Friday, 25 November 2011

Review: Conjure Wife

Conjure Wife by Fritz Leiber (1943)

Behind every great man there is a woman–except that it often turns out that the woman is a witch.  At least, that's the premise of Fritz Leiber's 1943 supernatural thriller, Conjure Wife.  

Professor Norman Saylor has a happy life.  He has a secure position at the university where he teaches sociology, he's the favoured candidate as the new department head, he's popular with the students and he has a loving wife Tansy.  One day, in a fit of idle revelry,  he rummages through a drawer where Tansy keeps things and discovers that his rational, educated spouse has been collecting graveyard dirt and making magical charms, which she's been hiding all over the house.  Confronting Tansy, she tells him that she's been practising witchcraft for some time in order to protect him against those who meant him harm.  Wanting to prove to Tansy that this is all superstition, Norman makes her destroy all of her charms in the fireplace.  As the last charm burns, Tansy feels as if a great burden has been lifted from her, but Norman inexplicably experiences a chill.  Then the phone rings and Norman is confronted by an ex-student accusing him leading a conspiracy against him.  Within hours, Norman is facing charges of sexual misconduct, he has a gun pulled on him, and his life in general seems to be going to pot.   Worse, Norman senses that something is stalking him.  Is this coincidence and imagination or are there witches on the campus really working against him and sensing his vulnerability now that Tansy's protections have been withdrawn.

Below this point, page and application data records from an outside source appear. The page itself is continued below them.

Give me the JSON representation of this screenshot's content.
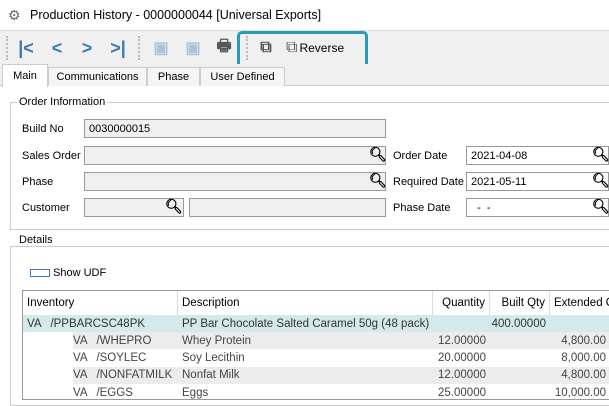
{
  "window": {
    "title": "Production History - 0000000044 [Universal Exports]"
  },
  "toolbar": {
    "reverse_label": "Reverse"
  },
  "tabs": [
    "Main",
    "Communications",
    "Phase",
    "User Defined"
  ],
  "order_info": {
    "group_label": "Order Information",
    "build_no_label": "Build No",
    "build_no": "0030000015",
    "sales_order_label": "Sales Order",
    "sales_order": "",
    "phase_label": "Phase",
    "phase": "",
    "customer_label": "Customer",
    "customer": "",
    "customer_name": "",
    "order_date_label": "Order Date",
    "order_date": "2021-04-08",
    "required_date_label": "Required Date",
    "required_date": "2021-05-11",
    "phase_date_label": "Phase Date",
    "phase_date": "  -  -"
  },
  "details": {
    "group_label": "Details",
    "show_udf_label": "Show UDF",
    "columns": [
      "Inventory",
      "Description",
      "Quantity",
      "Built Qty",
      "Extended Cost"
    ],
    "rows": [
      {
        "inventory": "VA   /PPBARCSC48PK",
        "description": "PP Bar Chocolate Salted Caramel 50g (48 pack)",
        "quantity": "",
        "built": "400.00000",
        "extended": ""
      },
      {
        "inventory": "VA   /WHEPRO",
        "description": "Whey Protein",
        "quantity": "12.00000",
        "built": "",
        "extended": "4,800.00"
      },
      {
        "inventory": "VA   /SOYLEC",
        "description": "Soy Lecithin",
        "quantity": "20.00000",
        "built": "",
        "extended": "8,000.00"
      },
      {
        "inventory": "VA   /NONFATMILK",
        "description": "Nonfat Milk",
        "quantity": "12.00000",
        "built": "",
        "extended": "4,800.00"
      },
      {
        "inventory": "VA   /EGGS",
        "description": "Eggs",
        "quantity": "25.00000",
        "built": "",
        "extended": "10,000.00"
      }
    ]
  }
}
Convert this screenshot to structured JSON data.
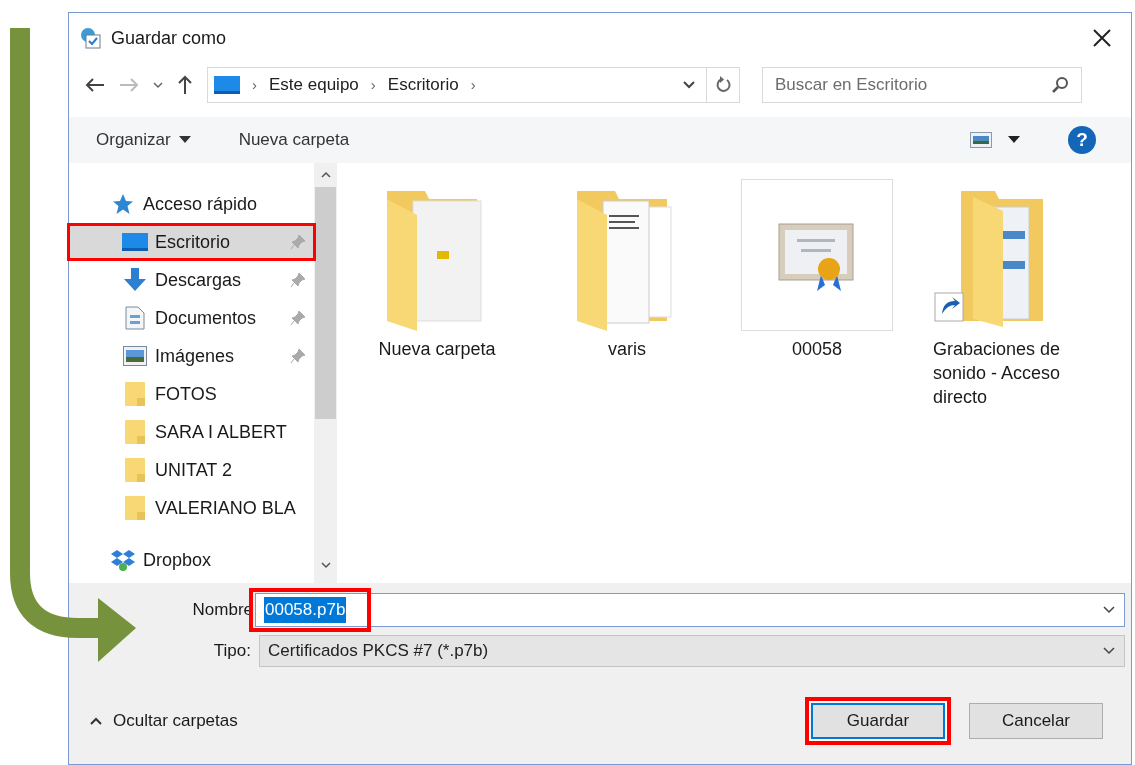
{
  "window": {
    "title": "Guardar como"
  },
  "address_bar": {
    "breadcrumbs": [
      "Este equipo",
      "Escritorio"
    ],
    "separator": "›"
  },
  "help": "?",
  "search": {
    "placeholder": "Buscar en Escritorio"
  },
  "toolbar": {
    "organize": "Organizar",
    "new_folder": "Nueva carpeta"
  },
  "sidebar": {
    "items": [
      {
        "label": "Acceso rápido",
        "kind": "star",
        "selected": false,
        "pinned": false,
        "highlighted": false,
        "children": [
          {
            "label": "Escritorio",
            "kind": "desktop",
            "selected": true,
            "pinned": true,
            "highlighted": true
          },
          {
            "label": "Descargas",
            "kind": "download",
            "selected": false,
            "pinned": true,
            "highlighted": false
          },
          {
            "label": "Documentos",
            "kind": "documents",
            "selected": false,
            "pinned": true,
            "highlighted": false
          },
          {
            "label": "Imágenes",
            "kind": "pictures",
            "selected": false,
            "pinned": true,
            "highlighted": false
          },
          {
            "label": "FOTOS",
            "kind": "folder",
            "selected": false,
            "pinned": false,
            "highlighted": false
          },
          {
            "label": "SARA I ALBERT",
            "kind": "folder",
            "selected": false,
            "pinned": false,
            "highlighted": false
          },
          {
            "label": "UNITAT 2",
            "kind": "folder",
            "selected": false,
            "pinned": false,
            "highlighted": false
          },
          {
            "label": "VALERIANO BLA",
            "kind": "folder",
            "selected": false,
            "pinned": false,
            "highlighted": false
          }
        ]
      },
      {
        "label": "Dropbox",
        "kind": "dropbox",
        "selected": false,
        "pinned": false,
        "highlighted": false
      }
    ]
  },
  "files": [
    {
      "name": "Nueva carpeta",
      "kind": "folder-doc"
    },
    {
      "name": "varis",
      "kind": "folder-pages"
    },
    {
      "name": "00058",
      "kind": "certificate"
    },
    {
      "name": "Grabaciones de sonido - Acceso directo",
      "kind": "shortcut-folder"
    }
  ],
  "filename": {
    "label": "Nombre",
    "value": "00058.p7b",
    "highlighted": true
  },
  "filetype": {
    "label": "Tipo:",
    "value": "Certificados PKCS #7 (*.p7b)"
  },
  "hide_folders": "Ocultar carpetas",
  "buttons": [
    {
      "label": "Guardar",
      "highlighted": true
    },
    {
      "label": "Cancelar",
      "highlighted": false
    }
  ]
}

Today, Conjure Wife would be classified as "urban fantasy", but that is distinctly unfair and restrictive because it was Leiber who invented the genre before it even existed.  More to the point, he did it far better than his imitators with their katana-wielding babes in leather trousers have even come close to pulling off.  Though flawed by a few clumsy exposition scenes, Leiber's novel is a truly hair raising story.  Norman's mixture of paranoia and scepticism that grows more pronounced as the menace grows closer has rarely been equalled and  the way in which Leiber poises science (of, at least symbolic logic) against witchcraft remains fresh even to this day. But what makes it truly work is the characters.  There is a real logic to the plot that derives from them.  Norman has his entire world view at stake and Tansy is willing to literally risk her soul to protect him.  Even the villains of the piece are driven by their individual motives and suffer because of them.

As much a psychological thriller as a horror story, conjure wife shows what the genre can do if given half the chance.